Dad came in the back door while Cassie worked on the problems.

“She wants you to read the bedtime story,” said Mom.

“I can’t. She ain’t natural.”

“Is that your actual thought or is it the booze you consumed at the bar? I can smell it.”

“Don’t smart off at me.”

“She’s your child. You need to act like a father.”

“Actually, I been thinkin’ on that. I don’t think I could’ve made what’s sittin’ in there.”

Mom had to choose between sorrow at his behavior and a mother’s fury. For the first time in their many years, she slapped him so hard that his head snapped back. Moments elapsed in mutual, hate-filled glares. This was a time in their marriage that could never be taken back. Almost in unison, they both growled, “Go to hell.”

“First thing tomorrow, you have to leave this house and Cassie and me. I never want to see you again.” Mom turned sharply and left the room.

Later when she was snuggled in bed, Cassie smelled like fresh lilacs and honeysuckle. Her hair wasn’t quite dry and it clumped in dainty swirls about her head. Her cheeks flushed. Her eyes sparkled. How could this possibly be wrong?
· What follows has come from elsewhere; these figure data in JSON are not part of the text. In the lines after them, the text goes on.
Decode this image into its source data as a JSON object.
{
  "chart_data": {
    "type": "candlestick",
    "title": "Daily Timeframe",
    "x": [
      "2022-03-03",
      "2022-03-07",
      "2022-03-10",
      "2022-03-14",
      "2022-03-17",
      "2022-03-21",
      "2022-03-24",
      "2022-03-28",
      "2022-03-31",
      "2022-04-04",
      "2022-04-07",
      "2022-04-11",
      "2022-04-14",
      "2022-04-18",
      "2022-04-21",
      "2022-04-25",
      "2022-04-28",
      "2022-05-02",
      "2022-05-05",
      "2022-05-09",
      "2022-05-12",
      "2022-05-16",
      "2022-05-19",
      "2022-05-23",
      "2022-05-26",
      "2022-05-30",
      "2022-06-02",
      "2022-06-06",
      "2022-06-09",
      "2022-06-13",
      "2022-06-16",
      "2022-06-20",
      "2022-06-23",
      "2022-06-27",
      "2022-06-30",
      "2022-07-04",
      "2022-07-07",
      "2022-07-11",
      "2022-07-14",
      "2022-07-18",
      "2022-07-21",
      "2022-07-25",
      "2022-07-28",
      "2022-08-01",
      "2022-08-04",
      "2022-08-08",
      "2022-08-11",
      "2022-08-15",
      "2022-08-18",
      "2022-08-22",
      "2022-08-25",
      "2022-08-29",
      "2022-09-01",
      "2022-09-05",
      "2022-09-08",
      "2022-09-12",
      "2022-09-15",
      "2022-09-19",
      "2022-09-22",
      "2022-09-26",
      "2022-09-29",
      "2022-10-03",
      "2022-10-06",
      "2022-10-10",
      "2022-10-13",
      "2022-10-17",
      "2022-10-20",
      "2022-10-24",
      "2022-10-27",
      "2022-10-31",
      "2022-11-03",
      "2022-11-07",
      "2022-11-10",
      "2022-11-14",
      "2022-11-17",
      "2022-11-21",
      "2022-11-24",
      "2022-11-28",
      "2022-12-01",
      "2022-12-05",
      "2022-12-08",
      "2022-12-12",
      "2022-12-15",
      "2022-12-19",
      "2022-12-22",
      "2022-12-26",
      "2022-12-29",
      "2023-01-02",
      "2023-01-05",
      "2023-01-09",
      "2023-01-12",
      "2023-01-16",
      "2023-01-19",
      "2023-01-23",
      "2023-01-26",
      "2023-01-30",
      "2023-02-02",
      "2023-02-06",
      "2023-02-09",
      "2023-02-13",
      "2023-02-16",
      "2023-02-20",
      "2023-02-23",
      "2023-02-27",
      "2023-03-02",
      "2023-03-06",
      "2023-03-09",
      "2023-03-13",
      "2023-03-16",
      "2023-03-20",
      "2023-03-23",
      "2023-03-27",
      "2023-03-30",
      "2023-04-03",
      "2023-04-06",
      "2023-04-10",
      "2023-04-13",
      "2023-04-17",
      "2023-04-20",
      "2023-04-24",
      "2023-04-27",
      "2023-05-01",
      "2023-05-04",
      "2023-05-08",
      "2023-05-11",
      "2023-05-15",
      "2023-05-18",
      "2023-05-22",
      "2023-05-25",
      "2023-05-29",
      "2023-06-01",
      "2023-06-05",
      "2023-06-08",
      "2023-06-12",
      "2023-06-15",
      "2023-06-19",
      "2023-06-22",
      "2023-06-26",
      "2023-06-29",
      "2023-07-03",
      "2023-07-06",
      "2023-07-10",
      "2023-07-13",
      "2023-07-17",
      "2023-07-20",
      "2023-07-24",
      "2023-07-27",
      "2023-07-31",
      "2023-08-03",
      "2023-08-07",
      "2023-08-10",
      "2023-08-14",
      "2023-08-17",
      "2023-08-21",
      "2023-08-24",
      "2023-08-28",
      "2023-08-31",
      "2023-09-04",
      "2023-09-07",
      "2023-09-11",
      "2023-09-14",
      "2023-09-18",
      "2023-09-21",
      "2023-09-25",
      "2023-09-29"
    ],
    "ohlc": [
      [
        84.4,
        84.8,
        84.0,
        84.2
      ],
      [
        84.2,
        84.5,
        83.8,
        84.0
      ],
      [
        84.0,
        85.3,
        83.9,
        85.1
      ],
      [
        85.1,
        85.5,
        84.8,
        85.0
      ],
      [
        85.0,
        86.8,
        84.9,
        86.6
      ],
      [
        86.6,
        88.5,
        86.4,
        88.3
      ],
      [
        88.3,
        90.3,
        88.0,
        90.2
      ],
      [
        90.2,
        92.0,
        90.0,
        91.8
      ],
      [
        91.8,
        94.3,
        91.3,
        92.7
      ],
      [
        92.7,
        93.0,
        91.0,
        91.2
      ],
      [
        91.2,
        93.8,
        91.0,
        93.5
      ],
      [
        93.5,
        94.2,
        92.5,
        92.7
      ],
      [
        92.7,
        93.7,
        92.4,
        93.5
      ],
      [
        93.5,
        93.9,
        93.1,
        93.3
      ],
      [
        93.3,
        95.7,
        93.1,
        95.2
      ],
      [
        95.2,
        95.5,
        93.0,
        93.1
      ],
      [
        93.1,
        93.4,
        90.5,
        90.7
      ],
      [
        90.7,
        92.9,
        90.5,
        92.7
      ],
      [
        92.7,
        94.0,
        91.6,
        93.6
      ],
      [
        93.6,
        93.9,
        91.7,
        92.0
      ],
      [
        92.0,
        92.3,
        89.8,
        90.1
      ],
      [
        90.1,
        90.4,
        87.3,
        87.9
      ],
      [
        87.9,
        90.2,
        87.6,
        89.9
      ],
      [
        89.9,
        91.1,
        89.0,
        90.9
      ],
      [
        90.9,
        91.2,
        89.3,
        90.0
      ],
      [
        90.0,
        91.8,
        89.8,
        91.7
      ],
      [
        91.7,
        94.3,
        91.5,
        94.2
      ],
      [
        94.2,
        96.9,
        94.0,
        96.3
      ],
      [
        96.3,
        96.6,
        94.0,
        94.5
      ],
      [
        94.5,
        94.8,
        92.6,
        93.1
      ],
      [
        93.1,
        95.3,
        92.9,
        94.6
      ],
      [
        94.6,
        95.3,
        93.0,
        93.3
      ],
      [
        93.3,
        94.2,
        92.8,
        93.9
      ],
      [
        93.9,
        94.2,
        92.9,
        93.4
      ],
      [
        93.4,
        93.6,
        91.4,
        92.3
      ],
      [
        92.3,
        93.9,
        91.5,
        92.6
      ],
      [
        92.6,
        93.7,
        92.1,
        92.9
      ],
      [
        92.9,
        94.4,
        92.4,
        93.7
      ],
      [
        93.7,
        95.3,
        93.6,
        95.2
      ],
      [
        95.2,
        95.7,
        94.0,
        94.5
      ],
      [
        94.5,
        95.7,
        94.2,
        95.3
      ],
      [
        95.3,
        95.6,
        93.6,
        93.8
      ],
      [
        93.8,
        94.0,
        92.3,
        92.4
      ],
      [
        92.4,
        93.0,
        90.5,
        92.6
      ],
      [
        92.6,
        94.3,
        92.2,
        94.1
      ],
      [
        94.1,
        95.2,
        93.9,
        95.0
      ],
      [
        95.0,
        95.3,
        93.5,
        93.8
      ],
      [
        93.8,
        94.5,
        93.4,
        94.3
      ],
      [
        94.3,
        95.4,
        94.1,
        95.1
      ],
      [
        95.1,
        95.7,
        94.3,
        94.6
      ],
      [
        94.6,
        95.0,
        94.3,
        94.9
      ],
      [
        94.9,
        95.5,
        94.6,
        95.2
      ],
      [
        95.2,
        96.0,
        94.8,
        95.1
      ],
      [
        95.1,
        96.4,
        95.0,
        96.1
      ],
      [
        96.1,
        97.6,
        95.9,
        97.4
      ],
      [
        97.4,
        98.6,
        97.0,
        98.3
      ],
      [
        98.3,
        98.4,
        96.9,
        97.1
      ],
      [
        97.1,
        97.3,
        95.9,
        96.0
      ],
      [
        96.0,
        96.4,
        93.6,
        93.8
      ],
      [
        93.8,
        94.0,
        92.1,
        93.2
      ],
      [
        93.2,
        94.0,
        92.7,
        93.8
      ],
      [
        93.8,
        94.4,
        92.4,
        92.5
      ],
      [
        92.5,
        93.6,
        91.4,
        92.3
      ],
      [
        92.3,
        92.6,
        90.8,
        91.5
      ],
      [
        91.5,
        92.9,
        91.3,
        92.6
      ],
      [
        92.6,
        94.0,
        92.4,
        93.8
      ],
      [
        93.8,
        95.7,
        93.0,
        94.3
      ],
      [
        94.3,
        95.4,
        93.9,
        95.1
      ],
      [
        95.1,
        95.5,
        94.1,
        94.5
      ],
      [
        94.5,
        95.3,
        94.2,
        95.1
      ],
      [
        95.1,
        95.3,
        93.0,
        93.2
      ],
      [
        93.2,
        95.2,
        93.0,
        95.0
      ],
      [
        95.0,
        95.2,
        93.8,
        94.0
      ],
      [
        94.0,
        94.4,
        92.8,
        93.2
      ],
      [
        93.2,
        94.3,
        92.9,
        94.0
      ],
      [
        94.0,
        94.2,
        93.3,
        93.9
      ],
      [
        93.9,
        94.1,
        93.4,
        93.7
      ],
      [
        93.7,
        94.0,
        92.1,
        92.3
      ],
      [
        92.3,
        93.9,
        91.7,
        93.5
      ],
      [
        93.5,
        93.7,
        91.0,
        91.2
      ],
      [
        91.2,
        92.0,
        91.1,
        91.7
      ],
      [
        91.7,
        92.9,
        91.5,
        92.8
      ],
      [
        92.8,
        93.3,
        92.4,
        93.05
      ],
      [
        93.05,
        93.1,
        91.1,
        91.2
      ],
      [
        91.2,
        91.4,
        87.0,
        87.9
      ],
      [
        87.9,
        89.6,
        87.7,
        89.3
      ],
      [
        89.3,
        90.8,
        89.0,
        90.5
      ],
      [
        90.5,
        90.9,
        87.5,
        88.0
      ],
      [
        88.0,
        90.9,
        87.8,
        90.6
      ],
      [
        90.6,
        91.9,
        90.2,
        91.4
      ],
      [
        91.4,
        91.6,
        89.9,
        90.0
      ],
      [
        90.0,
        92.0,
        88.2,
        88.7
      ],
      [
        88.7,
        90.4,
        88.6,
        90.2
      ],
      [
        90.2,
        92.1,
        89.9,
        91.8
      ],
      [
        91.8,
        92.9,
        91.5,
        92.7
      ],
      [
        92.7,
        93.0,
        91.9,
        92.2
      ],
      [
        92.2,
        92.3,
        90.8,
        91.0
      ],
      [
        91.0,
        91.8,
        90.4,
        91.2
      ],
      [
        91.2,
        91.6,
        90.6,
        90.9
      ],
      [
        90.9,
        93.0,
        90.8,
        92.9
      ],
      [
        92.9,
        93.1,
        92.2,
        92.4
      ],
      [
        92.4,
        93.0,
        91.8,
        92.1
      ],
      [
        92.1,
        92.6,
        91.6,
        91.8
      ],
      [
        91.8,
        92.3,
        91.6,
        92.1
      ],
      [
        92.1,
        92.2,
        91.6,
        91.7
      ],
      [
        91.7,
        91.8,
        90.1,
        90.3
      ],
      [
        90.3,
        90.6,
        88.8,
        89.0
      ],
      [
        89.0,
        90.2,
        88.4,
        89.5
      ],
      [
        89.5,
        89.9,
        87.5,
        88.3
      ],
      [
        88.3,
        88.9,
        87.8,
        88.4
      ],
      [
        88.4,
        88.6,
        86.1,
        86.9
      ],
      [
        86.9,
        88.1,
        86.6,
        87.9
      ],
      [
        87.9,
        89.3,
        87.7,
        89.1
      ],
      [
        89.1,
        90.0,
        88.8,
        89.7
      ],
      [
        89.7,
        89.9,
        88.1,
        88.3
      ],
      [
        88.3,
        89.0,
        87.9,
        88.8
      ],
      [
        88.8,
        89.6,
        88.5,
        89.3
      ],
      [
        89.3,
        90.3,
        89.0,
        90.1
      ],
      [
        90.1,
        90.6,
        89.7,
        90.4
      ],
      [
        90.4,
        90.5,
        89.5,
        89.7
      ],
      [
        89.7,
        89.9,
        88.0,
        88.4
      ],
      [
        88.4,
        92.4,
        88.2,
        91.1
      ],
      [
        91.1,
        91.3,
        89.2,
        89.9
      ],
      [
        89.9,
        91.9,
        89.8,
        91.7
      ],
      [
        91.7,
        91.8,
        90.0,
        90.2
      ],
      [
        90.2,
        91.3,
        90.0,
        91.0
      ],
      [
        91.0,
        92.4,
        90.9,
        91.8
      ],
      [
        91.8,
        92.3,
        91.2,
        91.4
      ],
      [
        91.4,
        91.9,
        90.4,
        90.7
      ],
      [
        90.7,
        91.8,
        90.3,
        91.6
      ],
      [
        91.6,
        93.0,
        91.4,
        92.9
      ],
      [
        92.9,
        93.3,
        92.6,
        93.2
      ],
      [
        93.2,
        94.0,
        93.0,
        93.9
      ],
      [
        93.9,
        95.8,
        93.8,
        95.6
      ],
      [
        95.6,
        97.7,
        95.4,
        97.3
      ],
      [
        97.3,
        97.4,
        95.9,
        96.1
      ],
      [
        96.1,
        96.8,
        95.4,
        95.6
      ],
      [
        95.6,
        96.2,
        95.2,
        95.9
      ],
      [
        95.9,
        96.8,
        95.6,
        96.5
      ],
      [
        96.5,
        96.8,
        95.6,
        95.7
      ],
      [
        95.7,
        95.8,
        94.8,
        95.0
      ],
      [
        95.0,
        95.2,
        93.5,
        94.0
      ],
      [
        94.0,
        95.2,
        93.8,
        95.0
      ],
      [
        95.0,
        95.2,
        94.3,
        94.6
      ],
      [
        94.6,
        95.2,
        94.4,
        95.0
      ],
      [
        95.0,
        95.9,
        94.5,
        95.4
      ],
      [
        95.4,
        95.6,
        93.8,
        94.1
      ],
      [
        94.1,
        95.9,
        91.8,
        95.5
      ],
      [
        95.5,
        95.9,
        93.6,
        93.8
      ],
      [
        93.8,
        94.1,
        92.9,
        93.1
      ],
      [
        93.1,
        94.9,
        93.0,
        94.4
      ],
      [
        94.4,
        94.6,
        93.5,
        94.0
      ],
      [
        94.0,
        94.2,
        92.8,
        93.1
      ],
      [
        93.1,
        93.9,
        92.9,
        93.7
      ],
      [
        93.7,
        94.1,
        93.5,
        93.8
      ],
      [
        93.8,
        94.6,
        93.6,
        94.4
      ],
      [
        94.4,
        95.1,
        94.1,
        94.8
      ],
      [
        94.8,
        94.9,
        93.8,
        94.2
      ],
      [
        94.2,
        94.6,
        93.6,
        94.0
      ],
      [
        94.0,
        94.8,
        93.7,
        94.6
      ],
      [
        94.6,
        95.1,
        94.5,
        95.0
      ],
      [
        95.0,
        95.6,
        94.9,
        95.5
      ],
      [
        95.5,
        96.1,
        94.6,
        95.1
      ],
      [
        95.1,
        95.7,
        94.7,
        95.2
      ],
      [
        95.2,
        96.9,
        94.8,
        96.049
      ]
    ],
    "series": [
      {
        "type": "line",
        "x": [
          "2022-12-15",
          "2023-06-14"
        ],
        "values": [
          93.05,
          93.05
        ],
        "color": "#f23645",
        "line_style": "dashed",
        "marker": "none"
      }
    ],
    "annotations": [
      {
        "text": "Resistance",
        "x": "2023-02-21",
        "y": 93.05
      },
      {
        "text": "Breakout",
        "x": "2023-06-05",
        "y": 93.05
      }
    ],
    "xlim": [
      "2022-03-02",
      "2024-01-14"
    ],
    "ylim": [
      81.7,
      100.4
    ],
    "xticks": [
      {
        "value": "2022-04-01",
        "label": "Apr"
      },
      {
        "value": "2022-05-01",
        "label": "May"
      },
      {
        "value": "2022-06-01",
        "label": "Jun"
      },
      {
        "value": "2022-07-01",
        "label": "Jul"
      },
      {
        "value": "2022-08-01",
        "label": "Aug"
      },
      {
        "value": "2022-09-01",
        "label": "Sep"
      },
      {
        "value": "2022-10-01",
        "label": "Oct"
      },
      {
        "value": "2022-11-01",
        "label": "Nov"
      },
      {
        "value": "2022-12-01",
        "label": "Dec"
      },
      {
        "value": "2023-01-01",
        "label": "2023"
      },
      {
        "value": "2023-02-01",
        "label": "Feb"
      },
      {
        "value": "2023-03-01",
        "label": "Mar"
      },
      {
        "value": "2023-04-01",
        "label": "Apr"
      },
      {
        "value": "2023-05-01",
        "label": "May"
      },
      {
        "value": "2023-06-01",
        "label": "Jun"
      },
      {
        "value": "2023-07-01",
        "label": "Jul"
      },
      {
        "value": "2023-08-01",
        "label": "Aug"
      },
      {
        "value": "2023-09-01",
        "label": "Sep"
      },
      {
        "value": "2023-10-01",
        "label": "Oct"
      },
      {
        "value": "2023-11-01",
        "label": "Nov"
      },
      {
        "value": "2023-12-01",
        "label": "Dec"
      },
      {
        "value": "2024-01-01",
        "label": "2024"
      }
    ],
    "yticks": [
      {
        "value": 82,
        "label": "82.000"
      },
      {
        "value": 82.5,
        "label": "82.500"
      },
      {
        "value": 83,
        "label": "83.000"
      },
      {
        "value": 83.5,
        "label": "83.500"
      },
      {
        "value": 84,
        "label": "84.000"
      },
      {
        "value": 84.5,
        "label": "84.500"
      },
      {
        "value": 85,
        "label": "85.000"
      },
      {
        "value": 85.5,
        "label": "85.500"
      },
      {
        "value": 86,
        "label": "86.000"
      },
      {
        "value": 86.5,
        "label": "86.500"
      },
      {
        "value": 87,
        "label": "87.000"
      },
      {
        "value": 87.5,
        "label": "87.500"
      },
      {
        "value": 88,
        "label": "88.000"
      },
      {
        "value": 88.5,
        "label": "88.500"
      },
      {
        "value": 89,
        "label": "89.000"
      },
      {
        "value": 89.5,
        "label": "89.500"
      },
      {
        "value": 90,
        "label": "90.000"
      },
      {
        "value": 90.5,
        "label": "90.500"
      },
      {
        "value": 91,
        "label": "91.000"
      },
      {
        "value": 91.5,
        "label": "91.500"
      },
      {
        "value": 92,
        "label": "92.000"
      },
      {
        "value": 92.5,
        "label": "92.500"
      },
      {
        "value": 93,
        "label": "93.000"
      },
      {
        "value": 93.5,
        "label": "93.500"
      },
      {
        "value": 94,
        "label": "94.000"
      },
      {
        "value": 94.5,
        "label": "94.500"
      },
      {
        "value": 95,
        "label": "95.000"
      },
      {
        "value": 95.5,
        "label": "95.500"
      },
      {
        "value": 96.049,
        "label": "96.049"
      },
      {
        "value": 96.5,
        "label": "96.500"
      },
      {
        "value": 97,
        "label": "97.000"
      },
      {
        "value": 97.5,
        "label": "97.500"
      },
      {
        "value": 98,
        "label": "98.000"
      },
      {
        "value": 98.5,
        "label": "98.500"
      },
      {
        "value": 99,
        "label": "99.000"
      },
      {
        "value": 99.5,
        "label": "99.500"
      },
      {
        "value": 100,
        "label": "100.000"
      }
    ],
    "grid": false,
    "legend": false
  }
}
“What story do you want, baby?”

“Snow White. She eats the bad apple and goes to sleep. Goes somewhere else. Then the prince kisses her (giggles) and she comes back. I like that story.”

“Do you know why you like that story?” Mom braced herself.

“It’s just a good story, that’s all.”

“My baby, do you know that you sort of go to sleep? That we all seem to lose you for periods of time?”

Cassie turned pages in the storybook.

”Please listen to me. I don’t know what happens or what to do about it, but, if you do go some place else like Felicia says, I want you to know that I need you to be here. With me. Please. I love you so much.”

Cassie smiled in the most all-knowing way. A way that chilled Mom even before the child spoke.

“Funny. That’s just what my Mom in the other place says.”